Washington: Therapies to reverse blindness caused by common retinal diseases such as macular degeneration and retinitis pigmentosa could soon be on the anvil, thanks to cutting-edge stem cell technology developed to correct a genetic defect present in a rare blinding disorder.
A team of scientists from the University of Wisconsin-Madison used a recently developed technology to generate induced pluripotent stem cells from a human patient with an uncommon inherited eye disease known as gyrate atrophy.

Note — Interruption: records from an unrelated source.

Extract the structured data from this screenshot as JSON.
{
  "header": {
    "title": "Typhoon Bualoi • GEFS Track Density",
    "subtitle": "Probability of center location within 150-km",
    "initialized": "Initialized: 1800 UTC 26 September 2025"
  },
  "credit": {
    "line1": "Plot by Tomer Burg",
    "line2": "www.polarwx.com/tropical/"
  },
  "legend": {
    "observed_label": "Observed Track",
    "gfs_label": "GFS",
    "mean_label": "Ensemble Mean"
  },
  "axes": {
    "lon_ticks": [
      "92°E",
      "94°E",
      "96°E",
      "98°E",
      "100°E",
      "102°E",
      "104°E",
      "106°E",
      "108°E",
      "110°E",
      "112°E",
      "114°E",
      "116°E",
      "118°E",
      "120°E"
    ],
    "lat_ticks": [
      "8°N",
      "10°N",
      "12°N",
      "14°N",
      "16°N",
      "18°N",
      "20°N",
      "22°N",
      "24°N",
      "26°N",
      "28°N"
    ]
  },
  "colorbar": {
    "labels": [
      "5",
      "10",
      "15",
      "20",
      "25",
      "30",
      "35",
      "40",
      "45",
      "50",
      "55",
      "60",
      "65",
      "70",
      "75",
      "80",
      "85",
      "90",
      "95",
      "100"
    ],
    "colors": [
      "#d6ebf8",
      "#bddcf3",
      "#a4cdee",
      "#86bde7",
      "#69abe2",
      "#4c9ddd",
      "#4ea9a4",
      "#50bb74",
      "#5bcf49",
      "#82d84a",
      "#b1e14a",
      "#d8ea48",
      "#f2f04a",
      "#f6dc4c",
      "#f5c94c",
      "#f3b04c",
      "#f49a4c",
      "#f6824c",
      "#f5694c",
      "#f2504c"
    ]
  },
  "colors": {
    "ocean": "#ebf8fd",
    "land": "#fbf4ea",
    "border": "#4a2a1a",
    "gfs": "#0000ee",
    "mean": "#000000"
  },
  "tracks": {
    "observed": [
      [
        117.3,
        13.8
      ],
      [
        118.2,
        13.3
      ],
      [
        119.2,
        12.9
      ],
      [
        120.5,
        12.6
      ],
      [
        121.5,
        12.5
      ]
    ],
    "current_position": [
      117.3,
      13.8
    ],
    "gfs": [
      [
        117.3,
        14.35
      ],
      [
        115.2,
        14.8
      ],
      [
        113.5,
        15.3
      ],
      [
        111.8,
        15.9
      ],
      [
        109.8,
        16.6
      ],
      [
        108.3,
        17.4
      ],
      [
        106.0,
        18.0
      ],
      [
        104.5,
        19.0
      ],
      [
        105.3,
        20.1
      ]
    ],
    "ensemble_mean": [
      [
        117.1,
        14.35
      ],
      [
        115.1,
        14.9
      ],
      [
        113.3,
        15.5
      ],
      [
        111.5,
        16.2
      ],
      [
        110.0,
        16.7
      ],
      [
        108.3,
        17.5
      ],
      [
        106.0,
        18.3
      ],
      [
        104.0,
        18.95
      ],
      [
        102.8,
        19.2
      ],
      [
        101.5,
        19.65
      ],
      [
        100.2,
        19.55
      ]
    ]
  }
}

This disorder affects retinal pigment epithelium (RPE) cells, the cells critical to the support of the retina``s photoreceptor cells, which function in the transmission of messages from the retina to parts of the brain that interpret images.
"When we generate iPS cells, correct the gene defect that is responsible for this disease, and guide these stem cells to become RPE cells, these RPE cells functioned normally," said lead study author cell biologist Jason Meyer, Ph.D., assistant professor of biology in the School of Science at Indiana University-Purdue University Indianapolis.
“This is exciting because it demonstrates we can fix something that is out of order. It also supports our belief that in the future, one might be able to use this approach for replacement of cells lost or malfunctioning due to other more common diseases of the retina," she added.
Researchers are hopeful that once the gene defect responsible for a blinding disorder is corrected in iPS cells, these cells may be able to restore vision.
The study appeared in an online publication of the journal Stem Cells.